At midday the strikers gathered for a rally on the cobblestones in front of Senate House, where students graduate. One lecturer there was Professor Jason Scott-Warren, a Shakespeare expert and Extinction Rebellion activist.

Speaking to Varsity, he explained that the strikes aim to get a more “credible” pension plan on the table after USS management’s “ideological”, and “completely swingeing and unjustified attack”.

Addressing the crowd, Anjum Nahar, Cambridge SU’s postgraduate president, said that “since the beginning of the industrial action in 2018, Cambridge students have stood in solidarity with striking staff [...] We’ve stood with you on the picket lines, brought you tea and coffee, and even occupied buildings to get management to pay attention.”

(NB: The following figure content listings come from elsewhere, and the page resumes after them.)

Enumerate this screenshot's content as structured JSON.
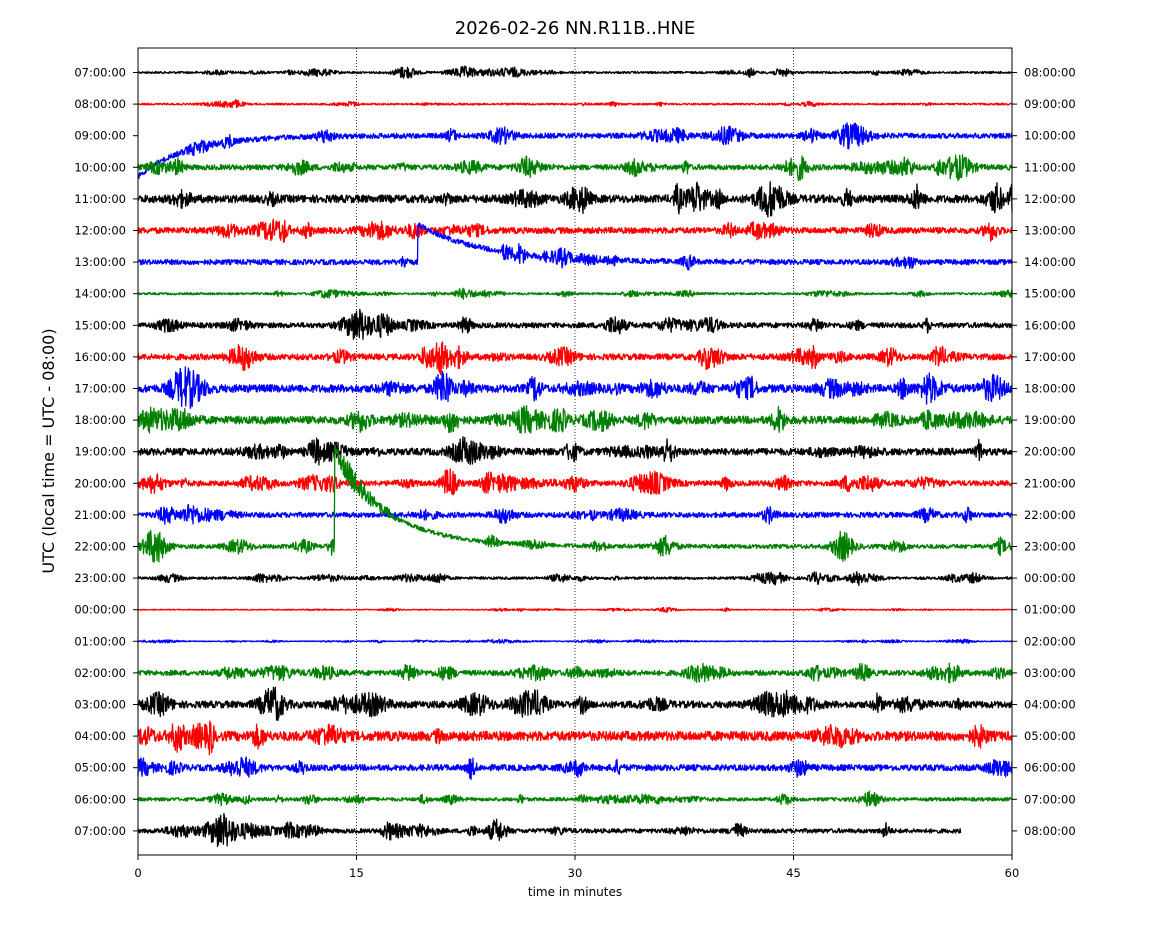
{
  "chart_data": {
    "type": "line",
    "title": "2026-02-26 NN.R11B..HNE",
    "xlabel": "time in minutes",
    "ylabel": "UTC (local time = UTC - 08:00)",
    "xlim": [
      0,
      60
    ],
    "x_ticks": [
      "0",
      "15",
      "30",
      "45",
      "60"
    ],
    "x_tick_values": [
      0,
      15,
      30,
      45,
      60
    ],
    "grid": "vertical dotted at 15, 30, 45",
    "line_colors": [
      "#000000",
      "#ff0000",
      "#0000ff",
      "#008000"
    ],
    "left_tick_labels": [
      "07:00:00",
      "08:00:00",
      "09:00:00",
      "10:00:00",
      "11:00:00",
      "12:00:00",
      "13:00:00",
      "14:00:00",
      "15:00:00",
      "16:00:00",
      "17:00:00",
      "18:00:00",
      "19:00:00",
      "20:00:00",
      "21:00:00",
      "22:00:00",
      "23:00:00",
      "00:00:00",
      "01:00:00",
      "02:00:00",
      "03:00:00",
      "04:00:00",
      "05:00:00",
      "06:00:00",
      "07:00:00"
    ],
    "right_tick_labels": [
      "08:00:00",
      "09:00:00",
      "10:00:00",
      "11:00:00",
      "12:00:00",
      "13:00:00",
      "14:00:00",
      "15:00:00",
      "16:00:00",
      "17:00:00",
      "18:00:00",
      "19:00:00",
      "20:00:00",
      "21:00:00",
      "22:00:00",
      "23:00:00",
      "00:00:00",
      "01:00:00",
      "02:00:00",
      "03:00:00",
      "04:00:00",
      "05:00:00",
      "06:00:00",
      "07:00:00",
      "08:00:00"
    ],
    "traces": [
      {
        "amplitude": 0.12,
        "end_minute": 60
      },
      {
        "amplitude": 0.1,
        "end_minute": 60
      },
      {
        "amplitude": 0.15,
        "end_minute": 60,
        "drift_start": 1.3,
        "drift_minutes": 10
      },
      {
        "amplitude": 0.3,
        "end_minute": 60
      },
      {
        "amplitude": 0.45,
        "end_minute": 60
      },
      {
        "amplitude": 0.35,
        "end_minute": 60
      },
      {
        "amplitude": 0.15,
        "end_minute": 60,
        "step": {
          "minute": 19.2,
          "height": 1.2,
          "decay_minutes": 4.5
        }
      },
      {
        "amplitude": 0.12,
        "end_minute": 60
      },
      {
        "amplitude": 0.3,
        "end_minute": 60
      },
      {
        "amplitude": 0.35,
        "end_minute": 60
      },
      {
        "amplitude": 0.45,
        "end_minute": 60
      },
      {
        "amplitude": 0.45,
        "end_minute": 60
      },
      {
        "amplitude": 0.4,
        "end_minute": 60
      },
      {
        "amplitude": 0.3,
        "end_minute": 60
      },
      {
        "amplitude": 0.3,
        "end_minute": 60
      },
      {
        "amplitude": 0.12,
        "end_minute": 60,
        "step": {
          "minute": 13.5,
          "height": 3.05,
          "decay_minutes": 3.5
        }
      },
      {
        "amplitude": 0.15,
        "end_minute": 60
      },
      {
        "amplitude": 0.05,
        "end_minute": 60
      },
      {
        "amplitude": 0.05,
        "end_minute": 60
      },
      {
        "amplitude": 0.3,
        "end_minute": 60
      },
      {
        "amplitude": 0.4,
        "end_minute": 60
      },
      {
        "amplitude": 0.55,
        "end_minute": 60
      },
      {
        "amplitude": 0.35,
        "end_minute": 60
      },
      {
        "amplitude": 0.2,
        "end_minute": 60
      },
      {
        "amplitude": 0.25,
        "end_minute": 56.5
      }
    ]
  }
}
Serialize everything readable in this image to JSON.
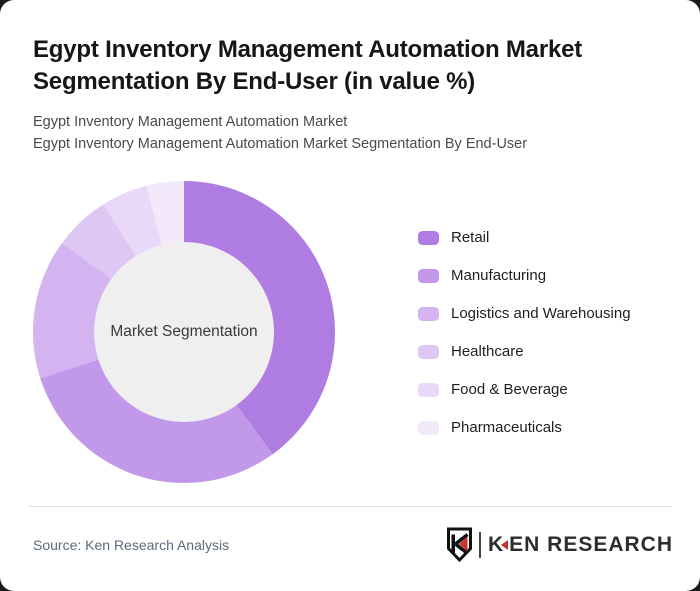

The rally on King's ParadeSerge Isman

The SU’s support of the strikes extends to organising breakfast runs to feed picketers, and holding an email campaign for students to “show solidarity”.

Some take issue with this position. In an opinion piece from last term, undergraduates Freddie Poser and Joshan Parmar wrote that “the students’ union must look out for students, not faculty or abstract notions of solidarity”.

The SU says that it will ease disruption to students by lobbying the university for exam mitigations, and “working with student groups and UCU [...] to support all students’ education throughout strike action”.

In a statement to Varsity, SU Welfare Officer Ben Dalitz said: “Staff do not take the decision to strike lightly, and do so because other avenues have failed and because of the precarity that many staff face, especially early career academics and those from marginalised groups”.

“I’ve had a great time on the picket lines – it’s a great opportunity to chat to lecturers and supervisors and hear about why they’re striking. Lots of students are taking part in Cambridge SU’s breakfast runs, and the support from passers-by has been really encouraging!”

This article was updated at 9.25 on 15/2 to include comment from Ben Dalitz.